C'est grâce à la maligne et malicieuse présence de George Eastman que le film trouve son équilibre et que Belle Starr se révèle au spectateur comme à elle-même. Cette dernière n'est pas habituée à ce qu'un homme puisse déceler ses intentions et envies, ce qui ne cessera à la fois de l'interpeler mais aussi de la façonner et même de lui redonner foi en autrui, avec la part de romantisme que cela suppose. George Eastman lui donne une répartie impériale, instillant une saveur et un humour sans lesquels Belle Starr Story ne vaudrait pas forcément tripette. Un acteur que l'on ne présente plus mais dont on rappellera qu'il commença lui aussi sa carrière dans le genre western, en totalisant en tout et pour tout une quinzaine et en ayant scénarisé certains : "Méfie toi Ben, Charlie veut ta peau" mais aussi et surtout le très estimé Keoma.

 

 

Belle Starr Story n'est pas tout à fait l'unique représentant du western transalpin et féminin, tout comme il n'est pas le seul à s'adonner au féminisme. On peut en citer une petite poignée d'autres tels que "Lola Colt" (Black Tigress, 1967) avec l'actrice Lola Falana ou "Jarretière Colt" (Giarrettiera Colt, 1968) avec la somptueuse Nicoletta Machiavelli. On peut également, même s'il n'est pas cité dans l'interview dudit dvd sortant chez Artus Films, le rapprocher de l'excellent Far West Story, à la fois pour le rôle qu'y tenait Susan George, laquelle s'émancipait dans la douleur et dans un Ouest très sauvage, mais aussi de par les rapports vachards entre Tomas Milian et celle-ci. Des rapports que l'on retrouve ici, avec toutefois moins de panache.

Quoi qu'il en soit, le résultat a beau sortir des sentiers battus, Lina Wertmüller fera mieux dès son film suivant, le savoureux "Mimi métallo blessé dans son honneur", trouvant alors sa vraie mesure et offrant dès lors à Giancarlo Giannini une succession de rôles assez inoubliables ("Film d'amour et d'anarchie", "Vers un destin insolite, sur les flots bleus de l'été",...).

 

 

En l'état, Il mio corpo per un poker demeure un film intéressant mais qui a du mal à trouver son rythme et son équilibre (les aventures de Belle Starr et de Larry Blackie n'ont ni le souffle, ni le vent de folie grotesque et décontracté de Sonny et Jed pour ne citer qu'eux).
Du coup, les péripéties s'enchainent de manière un peu molle sans que la ballade dans l'Ouest ou le portrait de femme semblent complets.
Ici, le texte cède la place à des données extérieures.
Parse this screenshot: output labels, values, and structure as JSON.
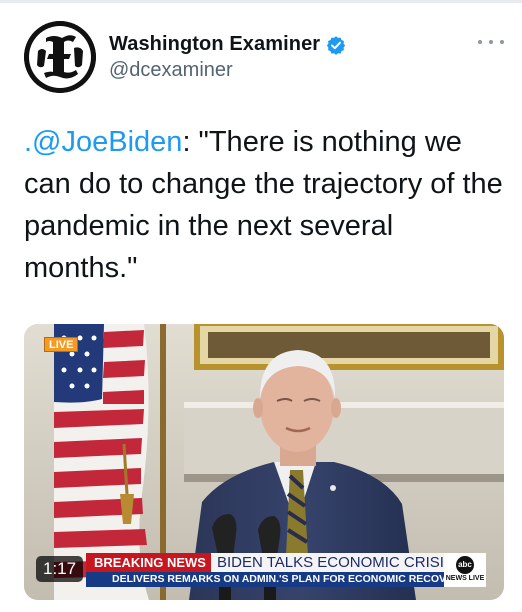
{
  "account": {
    "name": "Washington Examiner",
    "handle": "@dcexaminer",
    "avatar_letter": "E",
    "verified_color": "#1d9bf0"
  },
  "menu": {
    "more_icon": "more-horizontal-icon"
  },
  "tweet": {
    "mention": ".@JoeBiden",
    "text": ": \"There is nothing we can do to change the trajectory of the pandemic in the next several months.\""
  },
  "video": {
    "live_label": "LIVE",
    "duration": "1:17",
    "breaking_label": "BREAKING NEWS",
    "headline": "BIDEN TALKS ECONOMIC CRISIS",
    "subheadline": "DELIVERS REMARKS ON ADMIN.'S PLAN FOR ECONOMIC RECOVERY",
    "network": "abc",
    "network_live": "NEWS LIVE"
  },
  "colors": {
    "accent": "#1d9bf0",
    "ticker_red": "#c7161f",
    "ticker_blue": "#173a85"
  }
}
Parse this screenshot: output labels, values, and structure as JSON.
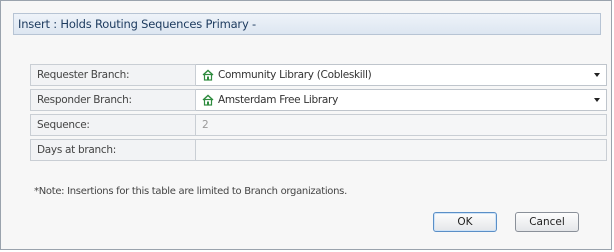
{
  "dialog": {
    "title": "Insert : Holds Routing Sequences Primary -"
  },
  "form": {
    "requester": {
      "label": "Requester Branch:",
      "value": "Community Library (Cobleskill)"
    },
    "responder": {
      "label": "Responder Branch:",
      "value": "Amsterdam Free Library"
    },
    "sequence": {
      "label": "Sequence:",
      "value": "2"
    },
    "days": {
      "label": "Days at branch:",
      "value": ""
    }
  },
  "note": "*Note: Insertions for this table are limited to Branch organizations.",
  "buttons": {
    "ok": "OK",
    "cancel": "Cancel"
  },
  "icons": {
    "branch": "home-icon",
    "dropdown": "chevron-down-icon"
  },
  "colors": {
    "icon_green": "#2e8b3e",
    "title_text": "#1c3a5e"
  }
}
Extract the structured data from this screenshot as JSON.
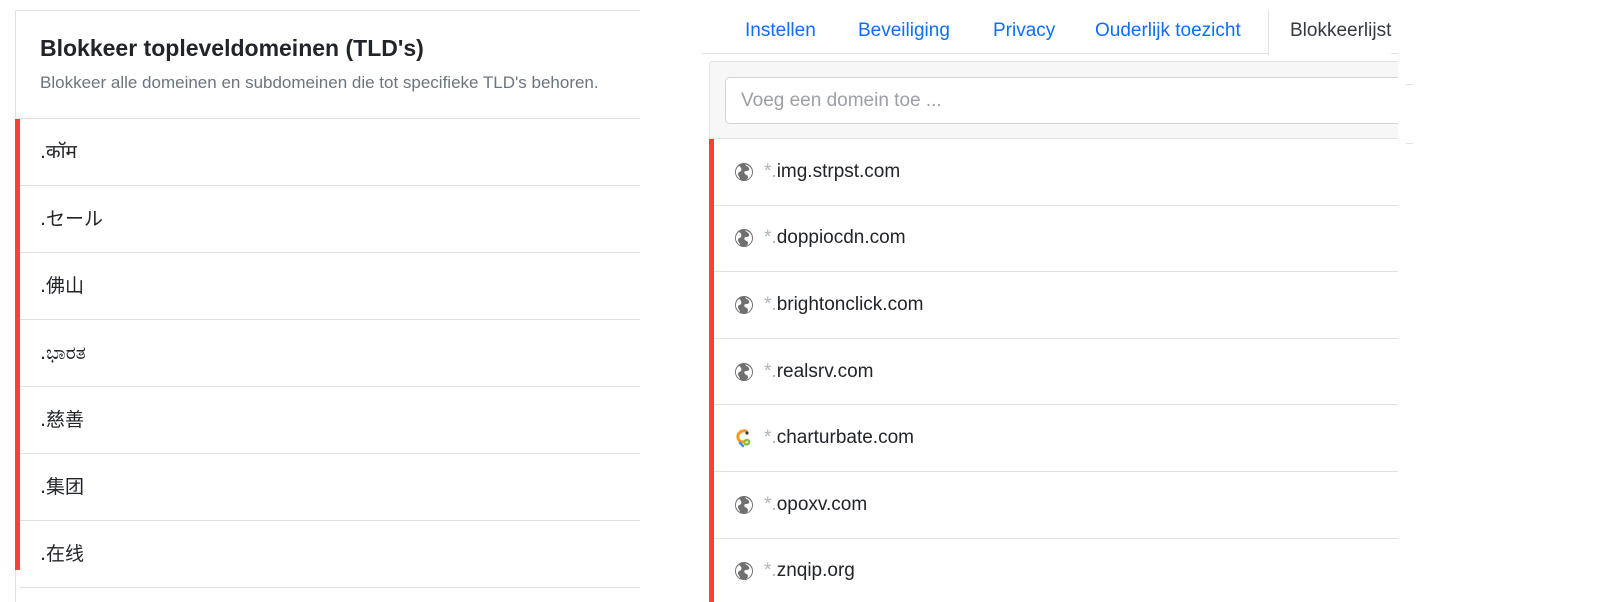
{
  "left": {
    "title": "Blokkeer topleveldomeinen (TLD's)",
    "subtitle": "Blokkeer alle domeinen en subdomeinen die tot specifieke TLD's behoren.",
    "tlds": [
      ".कॉम",
      ".セール",
      ".佛山",
      ".ಭಾರತ",
      ".慈善",
      ".集团",
      ".在线"
    ],
    "accent_color": "#f44336"
  },
  "tabs": [
    {
      "label": "Instellen"
    },
    {
      "label": "Beveiliging"
    },
    {
      "label": "Privacy"
    },
    {
      "label": "Ouderlijk toezicht"
    },
    {
      "label": "Blokkeerlijst"
    }
  ],
  "active_tab": "Blokkeerlijst",
  "input": {
    "placeholder": "Voeg een domein toe ...",
    "value": ""
  },
  "domains": [
    {
      "wildcard": "*.",
      "name": "img.strpst.com",
      "icon": "globe-icon"
    },
    {
      "wildcard": "*.",
      "name": "doppiocdn.com",
      "icon": "globe-icon"
    },
    {
      "wildcard": "*.",
      "name": "brightonclick.com",
      "icon": "globe-icon"
    },
    {
      "wildcard": "*.",
      "name": "realsrv.com",
      "icon": "globe-icon"
    },
    {
      "wildcard": "*.",
      "name": "charturbate.com",
      "icon": "chaturbate-favicon-icon"
    },
    {
      "wildcard": "*.",
      "name": "opoxv.com",
      "icon": "globe-icon"
    },
    {
      "wildcard": "*.",
      "name": "znqip.org",
      "icon": "globe-icon"
    }
  ],
  "colors": {
    "link": "#0d6efd",
    "block_accent": "#f44336",
    "muted": "#6c757d"
  }
}
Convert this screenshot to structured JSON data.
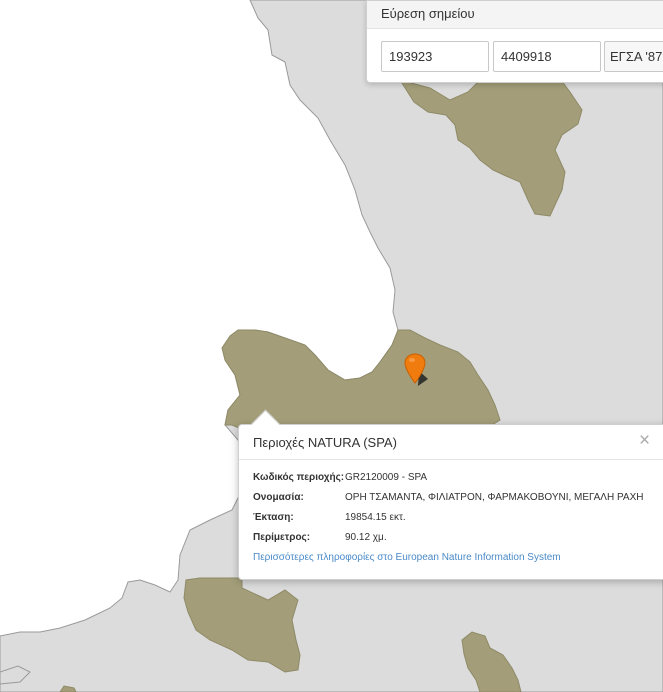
{
  "find_point": {
    "title": "Εύρεση σημείου",
    "x_value": "193923",
    "y_value": "4409918",
    "crs_selected": "ΕΓΣΑ '87"
  },
  "marker": {
    "icon": "map-pin-icon",
    "color": "#f07b0f"
  },
  "popup": {
    "title": "Περιοχές NATURA (SPA)",
    "close_glyph": "×",
    "fields": [
      {
        "label": "Κωδικός περιοχής:",
        "value": "GR2120009 - SPA"
      },
      {
        "label": "Ονομασία:",
        "value": "ΟΡΗ ΤΣΑΜΑΝΤΑ, ΦΙΛΙΑΤΡΟΝ, ΦΑΡΜΑΚΟΒΟΥΝΙ, ΜΕΓΑΛΗ ΡΑΧΗ"
      },
      {
        "label": "Έκταση:",
        "value": "19854.15 εκτ."
      },
      {
        "label": "Περίμετρος:",
        "value": "90.12 χμ."
      }
    ],
    "more_link": "Περισσότερες πληροφορίες στο European Nature Information System"
  },
  "colors": {
    "land": "#dcdcdc",
    "sea": "#ffffff",
    "natura": "#a39e79",
    "border": "#8c8c8c",
    "link": "#4a8ac8"
  }
}
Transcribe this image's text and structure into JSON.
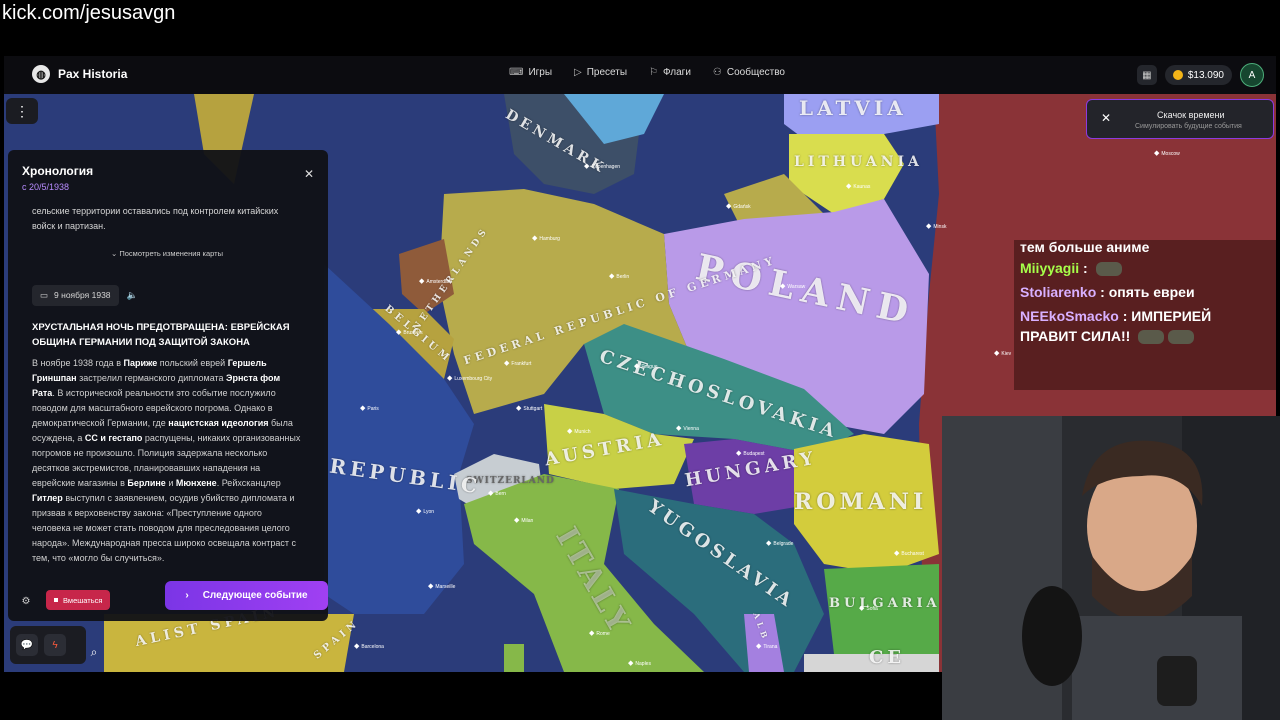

Il manque à ce Belle Starr un esprit d'autodérision qui lui aurait peut-être apporté la vivacité nécessaire pour qu'il s'en trouve vraiment réussi. D'autant que de prime abord et sans l'humour et la distanciation dont fait preuve Eastman, on pourrait trouver que notre héroïne est assujettie au machisme de ce dernier. Un vrai paradoxe pour un féminisme se voulant indépendant.

Pour l'anecdote et pour finir d'énumérer la singularité de certaines présences au casting, on signalera que c'est le très rare et le très français Charles Dumont (il composera en 1971 la musique de "Trafic" de Jacques Tati, puis celle de "Les Gourmandines" (1973) et de "Le Plumard en folie" (1974)) qui est l'auteur de la partition de Il mio corpo per un poker. Un élément supplémentaire qui, l'auteur-compositeur "ne regrettant rien", atteste de la démarche originale de cet étrange western que l'on pourra trouver un peu trop stagnant, manquant d'aspérités, comme légèrement asphyxié de l'intérieur.